Making a member function a friend

Question

What happens when you make a member function of a class a friend of itself!?

The code below compiles and runs. Without the friend declaration a 'too many arguments to operator' is generated (and rightly so). I realise that doing this doesn't make any sense but can anyone tell me what is happening here? Does friend force the compiler to omit the default this parameter in some way?

class Test
{
public:
  friend bool operator<(Test& lhs, Test& rhs)
  {
     return true;
  }
};

int main( int c, char** argv)
{
  Test test1;
  Test test2;

  return test1 < test2;
}

Answer 1

The difference is that a friend is not a member even if the entire definition appears inside the class; rather, the function is placed in the surrounding namespace. So, there is no this pointer.

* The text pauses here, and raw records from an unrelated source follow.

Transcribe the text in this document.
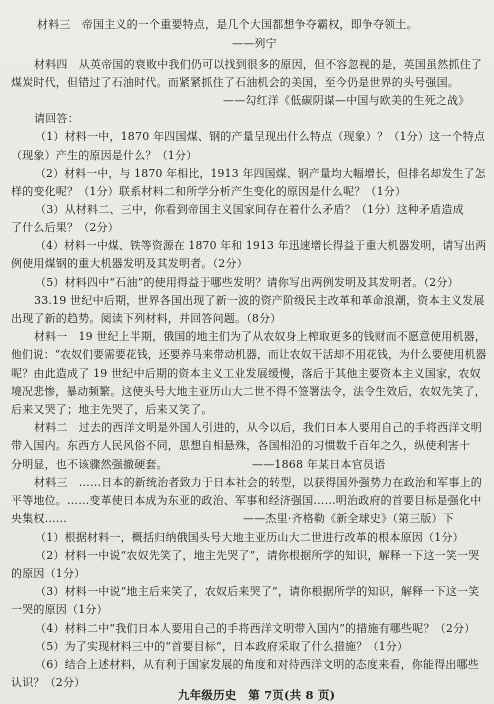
材料三　帝国主义的一个重要特点，是几个大国都想争夺霸权，即争夺领土。
——列宁
材料四　从英帝国的衰败中我们仍可以找到很多的原因，但不容忽视的是，英国虽然抓住了
煤炭时代，但错过了石油时代。而紧紧抓住了石油机会的美国，至今仍是世界的头号强国。
——勾红洋《低碳阴谋—中国与欧美的生死之战》
请回答：
（1）材料一中，1870 年四国煤、钢的产量呈现出什么特点（现象）？（1分）这一个特点
（现象）产生的原因是什么？（1分）
（2）材料一中，与 1870 年相比，1913 年四国煤、钢产量均大幅增长，但排名却发生了怎
样的变化呢？（1分）联系材料二和所学分析产生变化的原因是什么呢？（1分）
（3）从材料二、三中，你看到帝国主义国家间存在着什么矛盾？（1分）这种矛盾造成
了什么后果？（2分）
（4）材料一中煤、铁等资源在 1870 年和 1913 年迅速增长得益于重大机器发明，请写出两
例使用煤钢的重大机器发明及其发明者。（2分）
（5）材料四中“石油”的使用得益于哪些发明？请你写出两例发明及其发明者。（2分）
33.19 世纪中后期，世界各国出现了新一波的资产阶级民主改革和革命浪潮，资本主义发展
出现了新的趋势。阅读下列材料，并回答问题。（8分）
材料一　19 世纪上半期，俄国的地主们为了从农奴身上榨取更多的钱财而不愿意使用机器，
他们说：“农奴们要需要花钱，还要养马来带动机器，而让农奴干活却不用花钱，为什么要使用机器
呢？由此造成了 19 世纪中后期的资本主义工业发展缓慢，落后于其他主要资本主义国家，农奴
境况悲惨，暴动频繁。这使头号大地主亚历山大二世不得不签署法令，法令生效后，农奴先笑了，
后来又哭了；地主先哭了，后来又笑了。
材料二　过去的西洋文明是外国人引进的，从今以后，我们日本人要用自己的手将西洋文明
带入国内。东西方人民风俗不同，思想自相悬殊，各国相沿的习惯数千百年之久，纵使利害十
分明显，也不该骤然强撤硬套。	——1868 年某日本官员语
材料三　……日本的新统治者致力于日本社会的转型，以获得国外强势力在政治和军事上的
平等地位。……变革使日本成为东亚的政治、军事和经济强国……明治政府的首要目标是强化中
央集权……	——杰里·齐格勒《新全球史》（第三版）下
（1）根据材料一，概括归纳俄国头号大地主亚历山大二世进行改革的根本原因（1分）
（2）材料一中说“农奴先笑了，地主先哭了”，请你根据所学的知识，解释一下这一笑一哭
的原因（1分）
（3）材料一中说“地主后来笑了，农奴后来哭了”，请你根据所学的知识，解释一下这一笑
一哭的原因（1分）
（4）材料二中“我们日本人要用自己的手将西洋文明带入国内”的措施有哪些呢？（2分）
（5）为了实现材料三中的“首要目标”，日本政府采取了什么措施？（1分）
（6）结合上述材料，从有利于国家发展的角度和对待西洋文明的态度来看，你能得出哪些
认识？（2分）
九年级历史　第 7页(共 8 页)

While a member operator< operates implicitly on this and the explicit right-hand-side argument, a friend needs both left- and right-hand side argument provided explicitly as function parameters - hence the extra parameter. Your friend version is equivalent to putting the function after the class, except that it has access to the private and protected members and bases and is implicitly inline (though that doesn't mean the compiler has to inline it - it's only a hint, but it's important with respect to the One Definition Rule in that your friend function can be included from many translation units and link without issues).

Answer 2

What happens when you make a member function of a class a friend of itself!?

That doesn't make any sense. How can a member function of a class be a friend of the same class?

You have overloaded operator < as a friend function (not as a member function). Providing the definition(body) of a friend function inside the class is legal. However it is illegal to use this inside its definition

friend bool operator<(Test& lhs, Test& rhs)
{
     *this ; //error
     return true;
}